Figure 3. EGFR-expressing NPCs regulate NSC properties through a non-autonomous cellular mechanism

(a) Increased BrdU⁺ cells and reduced GFAP⁺ cells in CNP-hEGFR mice (**p<0.002). AraC: Increased GFAP⁺ cells compared with NaCl in CNP-hEGFR mice (**p<0.002; *p<0.05). (b1) AraC upregulates Hes1 and RBPjk mRNAs and downregulates Numb. (b2) AraC upregulates NICD protein and downregulates Numb. (c) CNP-hEGFR mice: AraC increases NSC proliferation and self-renewal (*p<0.001). Means (n=3) ± SEM. (d) Reduced proliferation and self-renewal in WT NSCs cultured with CNP-hEGFR NPCs, as compared with WT cells. Ad-NICD overexpression rescued NSC proliferation. Means (n=3) ± SEM (*p<0.02). (e) Higher proliferation and self-renewal of NSCs cultured with NPCs of the Wa2 mouse, as compared with WT cells. Means (n=3) ± SEM (*p<0.05).

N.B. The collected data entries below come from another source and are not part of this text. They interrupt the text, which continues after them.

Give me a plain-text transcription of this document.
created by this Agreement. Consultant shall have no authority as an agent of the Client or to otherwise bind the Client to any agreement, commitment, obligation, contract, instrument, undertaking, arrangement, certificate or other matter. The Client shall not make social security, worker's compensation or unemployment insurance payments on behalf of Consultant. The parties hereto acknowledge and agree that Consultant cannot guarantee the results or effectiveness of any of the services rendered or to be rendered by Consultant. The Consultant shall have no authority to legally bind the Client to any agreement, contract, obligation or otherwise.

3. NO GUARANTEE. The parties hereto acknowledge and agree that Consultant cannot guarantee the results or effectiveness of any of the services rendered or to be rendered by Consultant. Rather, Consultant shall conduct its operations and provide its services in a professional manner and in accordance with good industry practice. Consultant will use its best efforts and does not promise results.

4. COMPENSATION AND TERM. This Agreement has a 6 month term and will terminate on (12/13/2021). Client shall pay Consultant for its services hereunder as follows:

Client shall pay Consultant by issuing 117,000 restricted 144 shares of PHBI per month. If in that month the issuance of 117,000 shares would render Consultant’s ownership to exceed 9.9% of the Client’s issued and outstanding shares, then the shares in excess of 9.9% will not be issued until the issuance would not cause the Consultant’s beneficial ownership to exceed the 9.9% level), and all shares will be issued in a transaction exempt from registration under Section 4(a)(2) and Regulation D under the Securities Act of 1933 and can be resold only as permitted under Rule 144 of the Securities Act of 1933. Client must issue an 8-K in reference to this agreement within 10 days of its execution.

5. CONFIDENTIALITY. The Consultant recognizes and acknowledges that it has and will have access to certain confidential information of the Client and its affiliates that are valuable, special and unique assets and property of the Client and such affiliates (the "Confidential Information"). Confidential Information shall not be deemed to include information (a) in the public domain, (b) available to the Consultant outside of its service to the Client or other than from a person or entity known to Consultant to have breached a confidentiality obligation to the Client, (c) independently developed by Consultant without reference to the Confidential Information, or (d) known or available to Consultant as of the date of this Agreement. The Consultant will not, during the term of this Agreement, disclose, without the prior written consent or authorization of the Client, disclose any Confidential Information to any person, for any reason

Figure 4. EGFR signaling reduces Notch1 expression through Numb

(a–d) Hes1-dsRED-NICD co-electroporation in GFAP-GFP and GFAP-GFP/CNP-hEGFR mice. More Hes1-dsRED⁺GFAP-GFP⁺ cells are observed in GFAP-GFP mouse. NICD increases GFAP-GFP⁺Hes1-dsRED⁺ cell number. (e) WT cells infected with: i) LacZ or NICD, or ii) GFP retrovirus (CLE-GFP) or EGFR-GFP. NICD upregulates NICD and Notch1, but downregulates Numb. EGFR reduces Notch1 and NICD, but increases Numb. (f) DAPT upregulates Numb. (g) Increased Numb/Notch1 immunoprecipitation correlates with enhanced degradation. (h) Ad-NICD reduces Notch1/Numb interaction and Notch1 degradation in CNP-hEGFR SVZ. (i) EGFR increases Numb and reduces NICD; PD168393 prevents these effects. (j) EGFR increases Numb/Notch immunoprecipitation, and Notch1 degradation. (k) hEGFR siRNAs decrease Numb/Notch1 interaction and Notch1 degradation in CNP-hEGFR cells. (l–o) Numb siRNA knockdown enhances Notch signaling in CNP-hEGFR NSCs. Scrab=scrambled siRNA. (l) Numb siRNA downregulates Numb and upregulates Notch1. (m) Numb siRNA decreases Numb/Notch interaction and Notch1 degradation. (n–o) Co-electroporation of Scrab or Numb siRNA, and Hes1-dsRED constructs. Numb siRNA increases the number of Hes1-dsRED⁺CAG-GFP⁺ cells. Scale bar = 50μm.